For believers, prayer is often simply hunkering down to wait patiently for God. Prayer is how we settle in for the long haul. When we're in trouble, God welcomes us to pray for help then and there—for health or resources, for resolved conflicts and safety. But sometimes God does not make our problems go away. Sometimes we must wait for the day Jesus returns, and "the kingdom of the world will become the kingdom of our Lord and of his Christ and he will reign forever and ever." We pray ourselves full of the God's salvation and his promises, and then we pray out our resolve to God that we will wait patiently for God.

Finally, we come to these last faith-filled verses, punctuated by another "yet." In verses 17-19 we see this wicked world, sure to face the wrath of God, his people may face times where everything is dead, where nothing is left, when life has been ransacked and looted.
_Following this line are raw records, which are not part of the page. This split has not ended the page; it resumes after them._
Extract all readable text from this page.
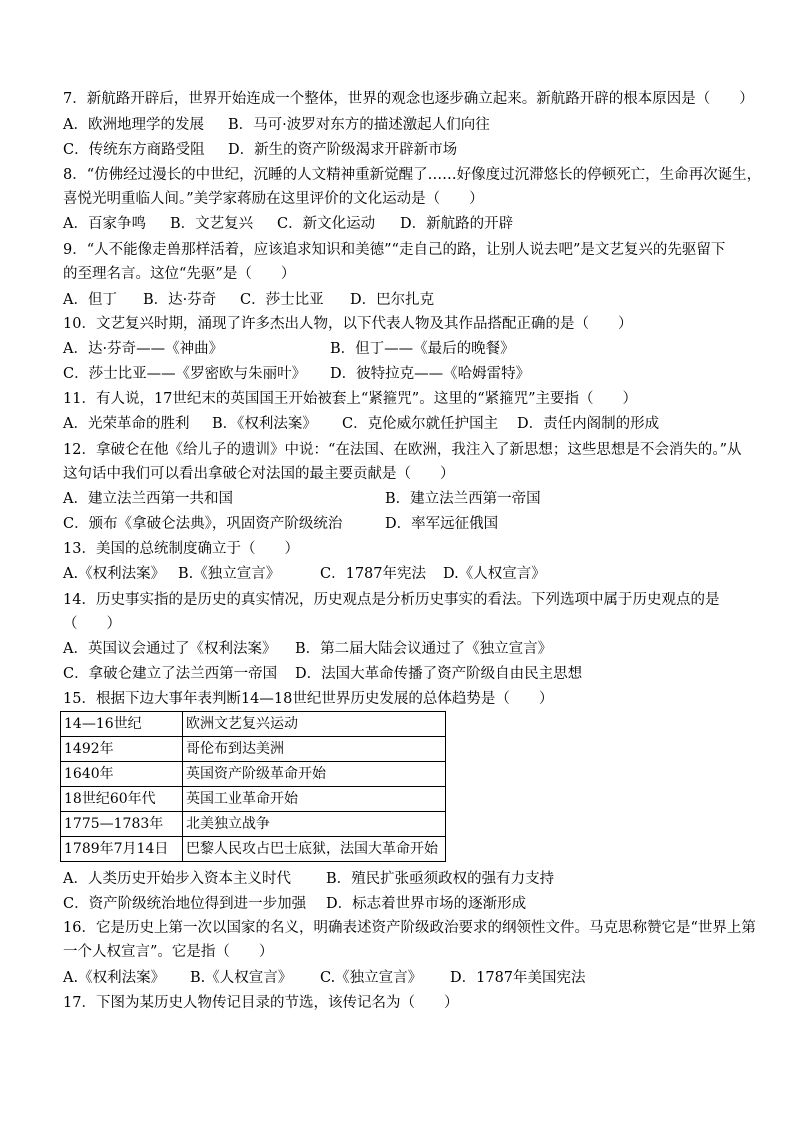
7．新航路开辟后，世界开始连成一个整体，世界的观念也逐步确立起来。新航路开辟的根本原因是（　　）
A．欧洲地理学的发展 B．马可·波罗对东方的描述激起人们向往
C．传统东方商路受阻 D．新生的资产阶级渴求开辟新市场
8．“仿佛经过漫长的中世纪，沉睡的人文精神重新觉醒了……好像度过沉滞悠长的停顿死亡，生命再次诞生，
喜悦光明重临人间。”美学家蒋励在这里评价的文化运动是（　　）
A．百家争鸣 B．文艺复兴 C．新文化运动 D．新航路的开辟
9．“人不能像走兽那样活着，应该追求知识和美德”“走自己的路，让别人说去吧”是文艺复兴的先驱留下
的至理名言。这位“先驱”是（　　）
A．但丁 B．达·芬奇 C．莎士比亚 D．巴尔扎克
10．文艺复兴时期，涌现了许多杰出人物，以下代表人物及其作品搭配正确的是（　　）
A．达·芬奇——《神曲》	B．但丁——《最后的晚餐》
C．莎士比亚——《罗密欧与朱丽叶》 D．彼特拉克——《哈姆雷特》
11．有人说，17世纪末的英国国王开始被套上“紧箍咒”。这里的“紧箍咒”主要指（　　）
A．光荣革命的胜利 B．《权利法案》 C．克伦威尔就任护国主 D．责任内阁制的形成
12．拿破仑在他《给儿子的遗训》中说：“在法国、在欧洲，我注入了新思想；这些思想是不会消失的。”从
这句话中我们可以看出拿破仑对法国的最主要贡献是（　　）
A．建立法兰西第一共和国	B．建立法兰西第一帝国
C．颁布《拿破仑法典》，巩固资产阶级统治	D．率军远征俄国
13．美国的总统制度确立于（　　）
A.《权利法案》 B.《独立宣言》	C．1787年宪法 D.《人权宣言》
14．历史事实指的是历史的真实情况，历史观点是分析历史事实的看法。下列选项中属于历史观点的是
（　　）
A．英国议会通过了《权利法案》 B．第二届大陆会议通过了《独立宣言》
C．拿破仑建立了法兰西第一帝国 D．法国大革命传播了资产阶级自由民主思想
15．根据下边大事年表判断14—18世纪世界历史发展的总体趋势是（　　）
14—16世纪	欧洲文艺复兴运动
1492年	哥伦布到达美洲
1640年	英国资产阶级革命开始
18世纪60年代	英国工业革命开始
1775—1783年	北美独立战争
1789年7月14日	巴黎人民攻占巴士底狱，法国大革命开始
A．人类历史开始步入资本主义时代 B．殖民扩张亟须政权的强有力支持
C．资产阶级统治地位得到进一步加强 D．标志着世界市场的逐渐形成
16．它是历史上第一次以国家的名义，明确表述资产阶级政治要求的纲领性文件。马克思称赞它是“世界上第
一个人权宣言”。它是指（　　）
A.《权利法案》 B.《人权宣言》 C.《独立宣言》 D．1787年美国宪法
17．下图为某历史人物传记目录的节选，该传记名为（　　）
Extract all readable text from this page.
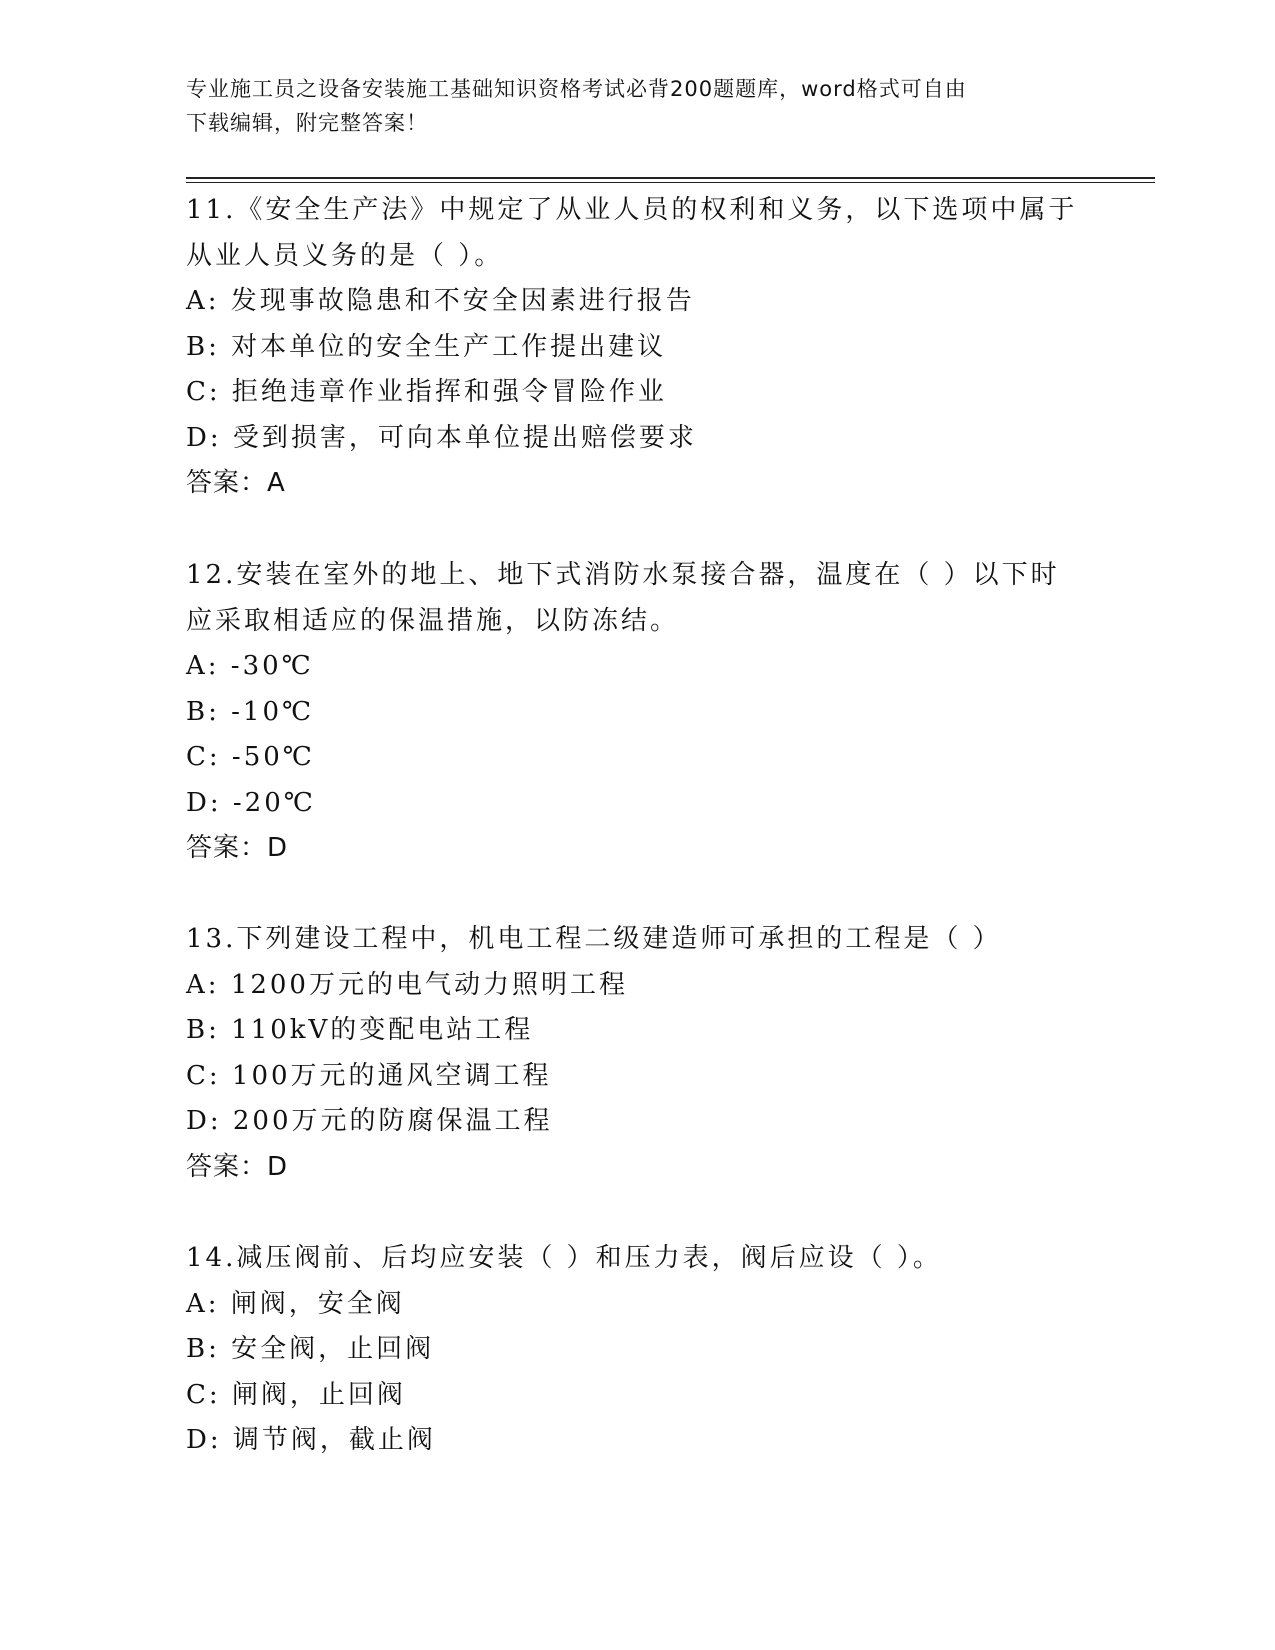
专业施工员之设备安装施工基础知识资格考试必背200题题库，word格式可自由
下载编辑，附完整答案！
11.《安全生产法》中规定了从业人员的权利和义务，以下选项中属于
从业人员义务的是（ ）。
A: 发现事故隐患和不安全因素进行报告
B: 对本单位的安全生产工作提出建议
C: 拒绝违章作业指挥和强令冒险作业
D: 受到损害，可向本单位提出赔偿要求
答案：A
12.安装在室外的地上、地下式消防水泵接合器，温度在（ ）以下时
应采取相适应的保温措施，以防冻结。
A: -30℃
B: -10℃
C: -50℃
D: -20℃
答案：D
13.下列建设工程中，机电工程二级建造师可承担的工程是（ ）
A: 1200万元的电气动力照明工程
B: 110kV的变配电站工程
C: 100万元的通风空调工程
D: 200万元的防腐保温工程
答案：D
14.减压阀前、后均应安装（ ）和压力表，阀后应设（ ）。
A: 闸阀，安全阀
B: 安全阀，止回阀
C: 闸阀，止回阀
D: 调节阀，截止阀
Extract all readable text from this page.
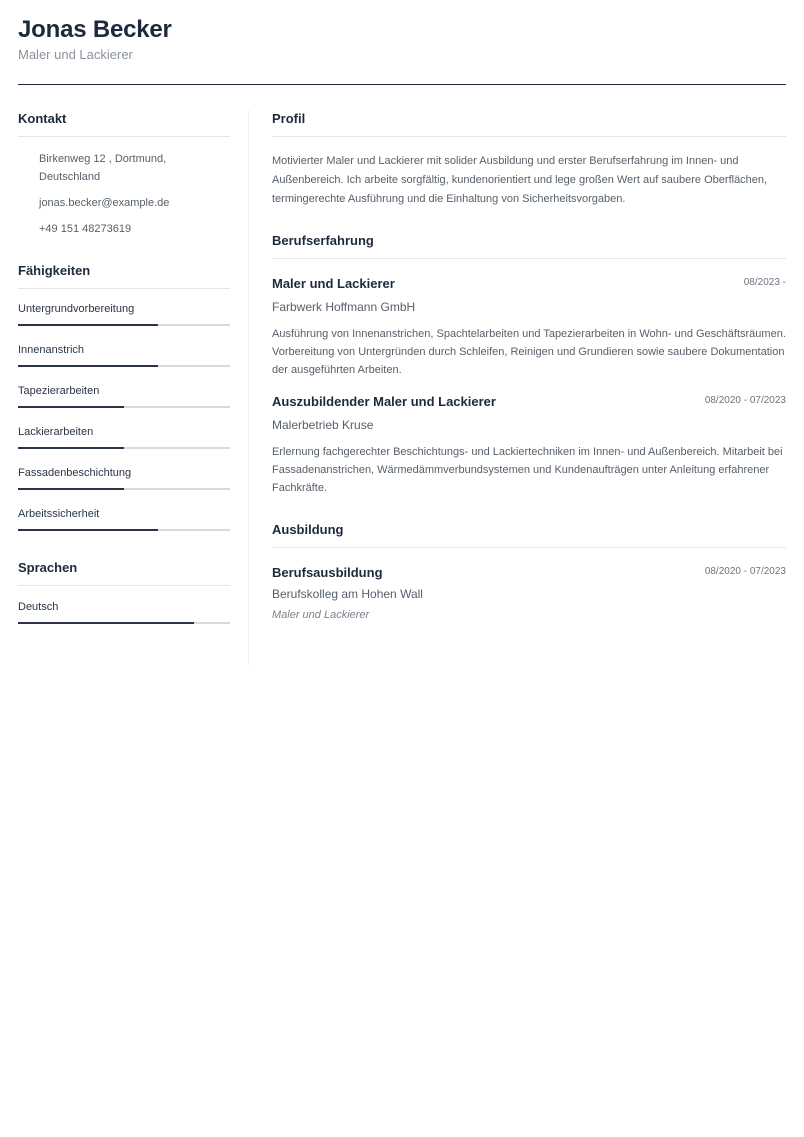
Jonas Becker
Maler und Lackierer
Kontakt
Birkenweg 12 , Dortmund,
Deutschland
jonas.becker@example.de
+49 151 48273619
Fähigkeiten
Untergrundvorbereitung
Innenanstrich
Tapezierarbeiten
Lackierarbeiten
Fassadenbeschichtung
Arbeitssicherheit
Sprachen
Deutsch
Profil
Motivierter Maler und Lackierer mit solider Ausbildung und erster Berufserfahrung im Innen- und Außenbereich. Ich arbeite sorgfältig, kundenorientiert und lege großen Wert auf saubere Oberflächen, termingerechte Ausführung und die Einhaltung von Sicherheitsvorgaben.
Berufserfahrung
Maler und Lackierer	08/2023 -
Farbwerk Hoffmann GmbH
Ausführung von Innenanstrichen, Spachtelarbeiten und Tapezierarbeiten in Wohn- und Geschäftsräumen. Vorbereitung von Untergründen durch Schleifen, Reinigen und Grundieren sowie saubere Dokumentation der ausgeführten Arbeiten.
Auszubildender Maler und Lackierer	08/2020 - 07/2023
Malerbetrieb Kruse
Erlernung fachgerechter Beschichtungs- und Lackiertechniken im Innen- und Außenbereich. Mitarbeit bei Fassadenanstrichen, Wärmedämmverbundsystemen und Kundenaufträgen unter Anleitung erfahrener Fachkräfte.
Ausbildung
Berufsausbildung	08/2020 - 07/2023
Berufskolleg am Hohen Wall
Maler und Lackierer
Even then we are reminded of our good and great God.

When you fear what will become of you, rejoice in the Lord

I don't think we can get to the place of rejoicing without the kind of prayer that preceded this—without filling our hearts and imaginations with the power of God in saving his people. When we're frightened we cannot just manufacture faith; summon it up from some storeroom in our souls. Faith needs to be fed, and that is what Habakkuk has done throughout this prayer. That is why we read and feed on Scripture. Having done that, Habakkuk rejoices over two unchanging assurances. These are the touchstones of our faith.

The first: "I will be joyful in God my Savior" or, "in the God of my salvation." Our God is not neutral or impassive about those who put their trust in him. He loves us passionately and he bends all his infinite virtues to our salvation. God has and will rescue us from sin and death; from the world, the flesh, and the devil. No matter what else is happening we rejoice because God has saved us in Christ and will save us to the uttermost when Christ returns. Rejoice because we are saved now and forever. We are safe. Thank God!

The second reason we rejoice: "The Sovereign LORD is my strength." Fear comes because we're so weak and helpless; powerless over the enemies within and without. What chance do we have against the Babylonians bearing down upon us, or against disease, age, or an unjust oppressor? What power do we have even over our own sinful nature, toxic memories, and habits? We do not have to be strong because "the Sovereign LORD is our strength."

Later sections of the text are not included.